Al dente

Rubalcaba calienta para otra liga: el liderazgo del PSOE

Después de ver el debate de ayer me asalta una duda existencial. ¿Quién lleva gobernando en España en los últimos ocho años? Porque resulta que el candidato socialista a la presidencia del Gobierno, Alfredo Pérez Rubalcaba, atribuyó todos los males de este país al periodo comprendido entre 1996-2004: que si la burbuja inmobiliaria, que si ha habido una indeseable inyección de dinero público al sistema financiero, que si es insostenible esta política de recortes y ahorro.... Fue un salto en el tiempo.Rubalcaba pasó sin solución de continuidad de marzo 2004 al 7 de noviembre de 2011. En medio, un enorme vacío.

Se trató de una estrategia a la desesperada destinada a un público, el suyo, renuente, a ir a las urnas el 20-N, pero no por pereza, sino por desilusión, por sensación de estafa, de engaño, de deriva... Se equivoca el PSOE y su candidato si cree que la carga de la prueba, del delito, está en el lado de los populares.  Pero siempre queda la estrategia del miedo a la derecha, el PP que viene a quitar las prestaciones por desempleo, a atracar a los pensionistas y a robar el chupachups a los niños... ¿Reivindicó acaso algunas de las políticas económicas desarrolladas por el Gobierno del que él ha sido uno de sus puntales básicos? Ni una.

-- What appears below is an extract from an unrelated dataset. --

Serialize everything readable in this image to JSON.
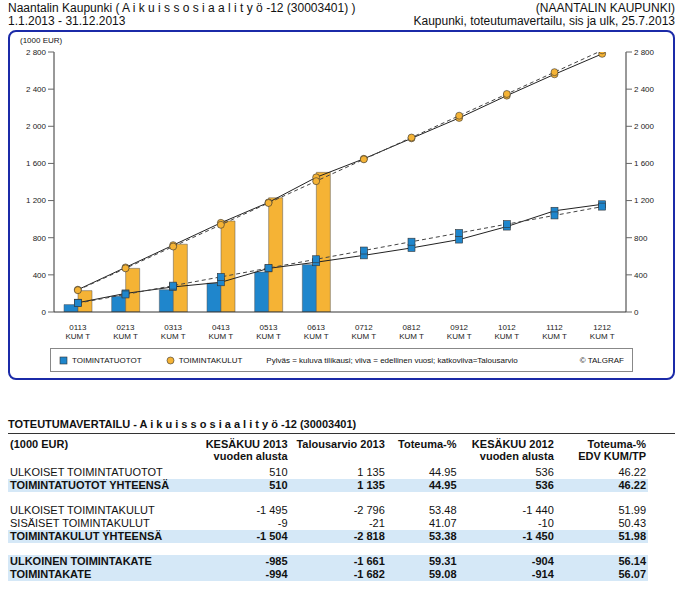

Lo más curioso es que interpeló una y otra vez a su adversario casi como si fuera un debate del Estado de la Nación en el que Rajoy ya estaba investido con la púrpura del poder y él no era más, ni nada menos, que el líder de la oposición. Desde la red se interpretó de otra manera: Rubalcaba se había convertido en una especie de entrevistador del presidente.

En el segundo bloque Rubalcaba se movió mejor, más cómodo, pero tampoco consiguió poner en un brete a Rajoy, a pesar de que dio sobradas muestras de conocerse el programa del PP y sus flancos débiles. Las generalizaciones de ese programa, que admiten en el PP, pudieron haberse convertido en trampas para el candidato popular, que tuvo que reiterar varias veces que mantendrá el poder adquisitivo de las pensiones para parar las andanadas de un candidato que juega a atemperar la debacle electoral que le auguran todas las encuestas.

 Sin embargo, empiezo a albergar otra certeza. El candidato socialista está jugando ya en otra liga: la de su propio partido. A partir del día 21 tendrá que competir, esta vez con los suyos, por el liderazgo del PSOE si sus compañeros de filas le dejan.